One of my problems is that I have never been one to let myself off the hook. So if I stop thinking about it for very long my mind will admonish, “Emily, stop focusing on how long it will take for your eyebrows to grow back or [insert other trivial beauty crap] and remember that you were diagnosed with cancer in January of 2012.” At which point I may have to tell my mind to shut the fuck up. Because once in a while I really would like to be… completely… off duty. Killing it passively.

 

4 thoughts on “Off Duty

  1. Hope I get to see you, but am in a show which closes with a matinee on August 12– have fantasies of leaving right from the theater (or “theatre,” as you Brits says) and heading east, stopping somewhere in PA at a place with a swimming pool–but doing two shows back to back this summer has reminded me that I am not a kid anymore (I am the resident fossil in the company by at least ten years!) so it may not happen.
    BUT – am so glad YOU get to come home!

  2. Just to say thanks for writing and cheering me up. It’s a different journey for me as you know. Diagnosed November 2011, mastectomy December, all clear and wonderful January – March, diagnosed high risk of return March, chemo started June. Now week 4 after neutropenic sepsis cleared in week 3 by massive antibiotics and lots of other stuff in hospital. Now jabbing myself with G-CSF. Such excitements.
    Of course I can’t imagine what it might be like years down the line but I do value that short time after I wake until I remember that I had cancer once (yes – I have thought like that since the all-clear) and then realise that there are far far worse things that can happen and are happening and feel very lucky and very loved.
    Have a great two weeks off – you deserve it!
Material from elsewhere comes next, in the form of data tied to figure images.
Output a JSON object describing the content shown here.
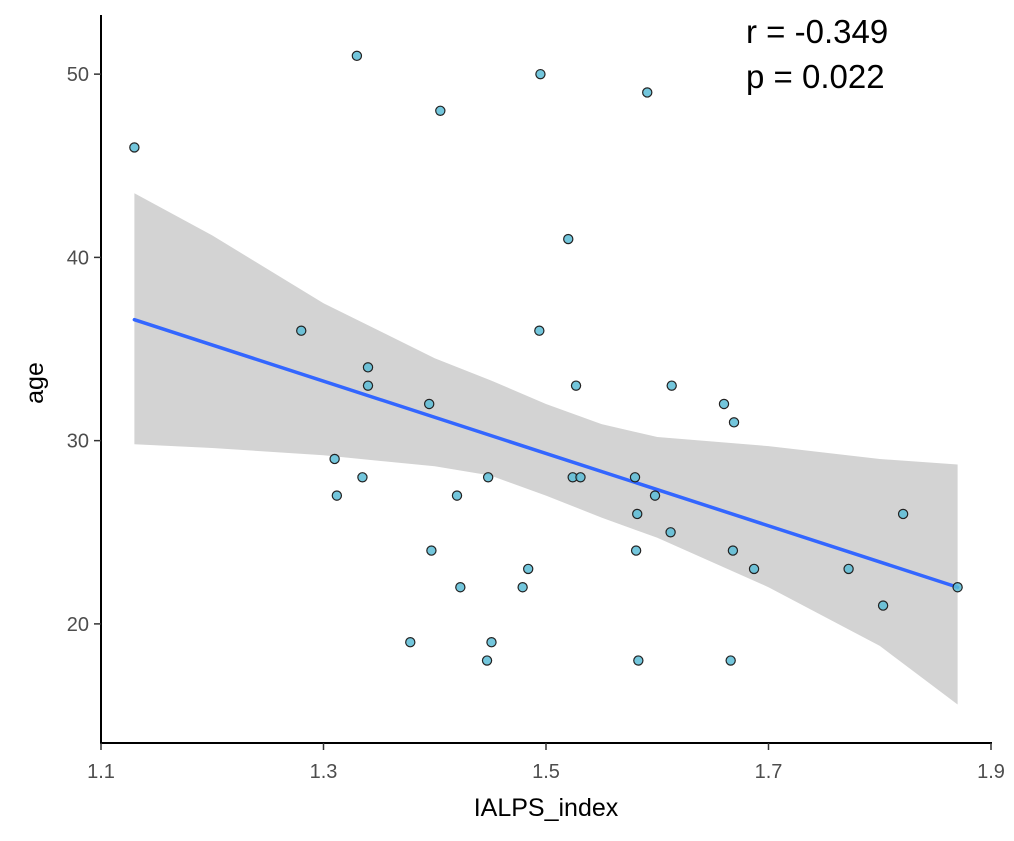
{
  "chart_data": {
    "type": "scatter",
    "title": "",
    "xlabel": "IALPS_index",
    "ylabel": "age",
    "xlim": [
      1.1,
      1.9
    ],
    "ylim": [
      13.5,
      53.5
    ],
    "xticks": [
      1.1,
      1.3,
      1.5,
      1.7,
      1.9
    ],
    "xtick_labels": [
      "1.1",
      "1.3",
      "1.5",
      "1.7",
      "1.9"
    ],
    "yticks": [
      20,
      30,
      40,
      50
    ],
    "ytick_labels": [
      "20",
      "30",
      "40",
      "50"
    ],
    "grid": false,
    "legend": "none",
    "annotations": [
      "r = -0.349",
      "p = 0.022"
    ],
    "colors": {
      "point_fill": "#5bbcd6",
      "point_edge": "#222222",
      "fit_line": "#3366ff",
      "ci_band": "#d3d3d3",
      "axis": "#000000"
    },
    "points": [
      {
        "x": 1.13,
        "y": 46
      },
      {
        "x": 1.28,
        "y": 36
      },
      {
        "x": 1.31,
        "y": 29
      },
      {
        "x": 1.312,
        "y": 27
      },
      {
        "x": 1.33,
        "y": 51
      },
      {
        "x": 1.335,
        "y": 28
      },
      {
        "x": 1.34,
        "y": 34
      },
      {
        "x": 1.34,
        "y": 33
      },
      {
        "x": 1.378,
        "y": 19
      },
      {
        "x": 1.395,
        "y": 32
      },
      {
        "x": 1.397,
        "y": 24
      },
      {
        "x": 1.405,
        "y": 48
      },
      {
        "x": 1.42,
        "y": 27
      },
      {
        "x": 1.423,
        "y": 22
      },
      {
        "x": 1.447,
        "y": 18
      },
      {
        "x": 1.448,
        "y": 28
      },
      {
        "x": 1.451,
        "y": 19
      },
      {
        "x": 1.479,
        "y": 22
      },
      {
        "x": 1.484,
        "y": 23
      },
      {
        "x": 1.494,
        "y": 36
      },
      {
        "x": 1.495,
        "y": 50
      },
      {
        "x": 1.52,
        "y": 41
      },
      {
        "x": 1.524,
        "y": 28
      },
      {
        "x": 1.527,
        "y": 33
      },
      {
        "x": 1.531,
        "y": 28
      },
      {
        "x": 1.58,
        "y": 28
      },
      {
        "x": 1.581,
        "y": 24
      },
      {
        "x": 1.582,
        "y": 26
      },
      {
        "x": 1.583,
        "y": 18
      },
      {
        "x": 1.591,
        "y": 49
      },
      {
        "x": 1.598,
        "y": 27
      },
      {
        "x": 1.612,
        "y": 25
      },
      {
        "x": 1.613,
        "y": 33
      },
      {
        "x": 1.66,
        "y": 32
      },
      {
        "x": 1.666,
        "y": 18
      },
      {
        "x": 1.668,
        "y": 24
      },
      {
        "x": 1.669,
        "y": 31
      },
      {
        "x": 1.687,
        "y": 23
      },
      {
        "x": 1.772,
        "y": 23
      },
      {
        "x": 1.803,
        "y": 21
      },
      {
        "x": 1.821,
        "y": 26
      },
      {
        "x": 1.87,
        "y": 22
      }
    ],
    "fit": {
      "method": "lm",
      "x": [
        1.13,
        1.87
      ],
      "y": [
        36.6,
        22.0
      ],
      "ci_lower": [
        {
          "x": 1.13,
          "y": 29.8
        },
        {
          "x": 1.2,
          "y": 29.6
        },
        {
          "x": 1.3,
          "y": 29.2
        },
        {
          "x": 1.4,
          "y": 28.6
        },
        {
          "x": 1.45,
          "y": 28.1
        },
        {
          "x": 1.5,
          "y": 27.0
        },
        {
          "x": 1.55,
          "y": 25.8
        },
        {
          "x": 1.6,
          "y": 24.7
        },
        {
          "x": 1.7,
          "y": 22.0
        },
        {
          "x": 1.8,
          "y": 18.8
        },
        {
          "x": 1.87,
          "y": 15.6
        }
      ],
      "ci_upper": [
        {
          "x": 1.13,
          "y": 43.5
        },
        {
          "x": 1.2,
          "y": 41.2
        },
        {
          "x": 1.3,
          "y": 37.5
        },
        {
          "x": 1.4,
          "y": 34.5
        },
        {
          "x": 1.45,
          "y": 33.3
        },
        {
          "x": 1.5,
          "y": 32.0
        },
        {
          "x": 1.55,
          "y": 30.9
        },
        {
          "x": 1.6,
          "y": 30.2
        },
        {
          "x": 1.7,
          "y": 29.7
        },
        {
          "x": 1.8,
          "y": 29.0
        },
        {
          "x": 1.87,
          "y": 28.7
        }
      ]
    }
  }
}
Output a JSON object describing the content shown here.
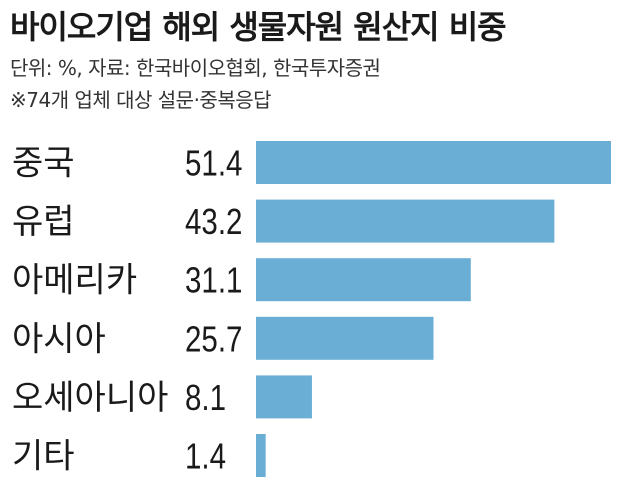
{
  "header": {
    "title": "바이오기업 해외 생물자원 원산지 비중",
    "subtitle_line1": "단위: %, 자료: 한국바이오협회, 한국투자증권",
    "subtitle_line2": "※74개 업체 대상 설문·중복응답"
  },
  "colors": {
    "bar": "#6aaed6",
    "text": "#1a1a1a"
  },
  "chart_data": {
    "type": "bar",
    "orientation": "horizontal",
    "title": "바이오기업 해외 생물자원 원산지 비중",
    "categories": [
      "중국",
      "유럽",
      "아메리카",
      "아시아",
      "오세아니아",
      "기타"
    ],
    "values": [
      51.4,
      43.2,
      31.1,
      25.7,
      8.1,
      1.4
    ],
    "value_labels": [
      "51.4",
      "43.2",
      "31.1",
      "25.7",
      "8.1",
      "1.4"
    ],
    "unit": "%",
    "xlim": [
      0,
      51.4
    ],
    "grid": false,
    "legend": false
  }
}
  3. Emily, Force yourself not to think about cancer… after all what good does it do! Enjoy your good health. Fondly, Sharon

  4. First of all – one thing I have learned from my cancer-treatment-induced menopause is that, no matter what, it is a strange and difficult thing. I personally never had a lick of interest in having kids at all. But now that I suddenly a couple weeks away from 37 and know that without a doubt I will never be able to have a child – it stings. It stings when I take my hormone replacement pills every morning. It stings whenever I see one of my approximately 20 pregnant friends. What I learned, though, is that these thoughts are normal – even for women who reach menopause naturally. Doesn’t make it suck any less. But whatever. I’d rather be cancer-free than have a baby.
    And two – all I can tell you is what it’s like 6 months out. And from different cancer, as you know. It’s still very “there” for me. But not in a terrifying way. It’s just become part of my story. Like my two ex-husbands, my four previous states, my 20+ years in the art world, etc. It has become my timeline modifier when telling stories now: “before my diagnosis,” “during treatment,” etc. I was unafraid as I headed in for my 6 month follow-up last week. And on the vanity front, well, I didn’t lose my hair from my chemo drugs, but at this point, between treatment and major lifestyle changes, I’ve lost close to 30 pounds. And having people freak the fuck out about “how amazing I look” whenever I bump into folks now… it feels pretty incredible, I’m not gonna lie.